The most surprising technology to me is ultraviolet (UV) light treatment. UV light has been used for water purification for decades, but recently small pocket lamps have become commercially available which can be used on the fly. Ultraviolet light attacks DNA and RNA, the genetic materials of cells, and kills everything whose function depends on these, which is basically everything. The UV radiation in these devices is very high frequency and depends on the water being nearly completely clear to work. It cannot penetrate particles of poo floating in water. It is an excellent way to treat water from the tap or water that has been filtered or is visibly without particles. UV light is increasingly used to treat city water sources since it doesn't depend on toxic chemicals to work. It does, however, depend on electricity. I bought a steripen, which is a device about the size of an electric toothbrush, which recharges from a USB port. I also have a solar battery which a USB output so I am set, but some of the pens require rechargable AA batteries which are a little less flexible in resource poor settings. With the pen, you simply press a button on the handle and stir the water in a liter bottle for 90 seconds until the pen indicates the process is complete. Camelback makes a bottle with the UV source built in, also with a rechargeable battery with a USB connection. These contraptions all cost around $100. It is also possible to purify water by placing it in a PET plastic container in full sunlight on a roof for 6 hours, using both the heat and the UV to kill anything living in it.

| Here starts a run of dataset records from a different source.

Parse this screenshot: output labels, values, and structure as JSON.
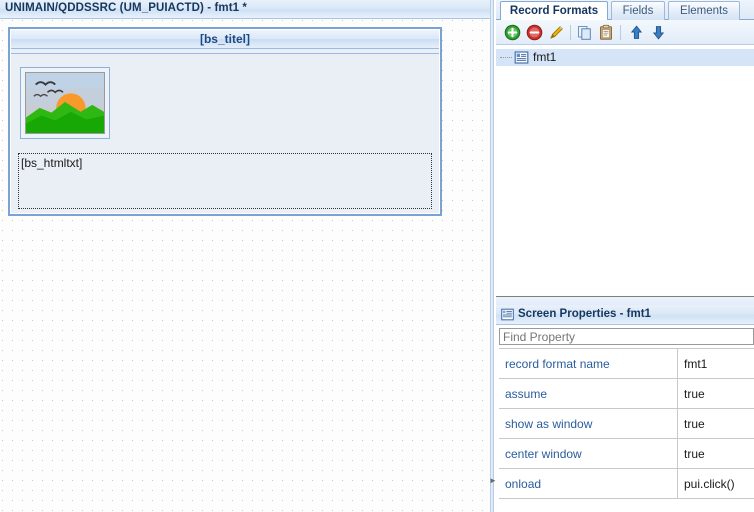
{
  "designer": {
    "title": "UNIMAIN/QDDSSRC (UM_PUIACTD) - fmt1 *",
    "record_format_window": {
      "header_label": "[bs_titel]",
      "image_widget_name": "image-widget",
      "html_text_label": "[bs_htmltxt]"
    }
  },
  "right_panel": {
    "tabs": [
      {
        "label": "Record Formats",
        "active": true
      },
      {
        "label": "Fields",
        "active": false
      },
      {
        "label": "Elements",
        "active": false
      }
    ],
    "toolbar": [
      {
        "name": "add-icon",
        "tooltip": "Add"
      },
      {
        "name": "delete-icon",
        "tooltip": "Delete"
      },
      {
        "name": "edit-pencil-icon",
        "tooltip": "Rename"
      },
      {
        "name": "copy-icon",
        "tooltip": "Copy"
      },
      {
        "name": "paste-icon",
        "tooltip": "Paste"
      },
      {
        "name": "move-up-arrow-icon",
        "tooltip": "Move Up"
      },
      {
        "name": "move-down-arrow-icon",
        "tooltip": "Move Down"
      }
    ],
    "tree": {
      "nodes": [
        {
          "label": "fmt1",
          "icon": "record-format-icon",
          "selected": true
        }
      ]
    },
    "properties": {
      "header_title": "Screen Properties - fmt1",
      "header_icon": "properties-grid-icon",
      "find_placeholder": "Find Property",
      "find_value": "",
      "rows": [
        {
          "name": "record format name",
          "value": "fmt1"
        },
        {
          "name": "assume",
          "value": "true"
        },
        {
          "name": "show as window",
          "value": "true"
        },
        {
          "name": "center window",
          "value": "true"
        },
        {
          "name": "onload",
          "value": "pui.click()"
        }
      ]
    }
  },
  "colors": {
    "title_text": "#15375e",
    "accent_border": "#7ba2d4",
    "property_key": "#2a5c9c",
    "selection": "#d5e4f6"
  }
}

I'm headed to Haiti and South Sudan in the next two months and will bring my Lifesaver bottle and Steripen, with some povidone 10% for backup. I will eat cooked food or fresh fruit that I can peel. I absolutely promise not to drink the delicious glasses of whatever they offer me even if I know they will taste amazing and I am very thirsty. Except tea if I see the water boil. That is really the hardest thing. Not eating cabbage salad. Not drinking the glasses of yummy juice punch. I will remember what it was like to be nauseated for a month with a swollen liver. I will use hand sanitizer and then wash my hands, whenever there is water available to do so. In Haiti we will again work on projects to improve waste disposal and promote water purification (bleach treatment is probably the most practical there). My resolve is firm, my research extensive and my experience instructive.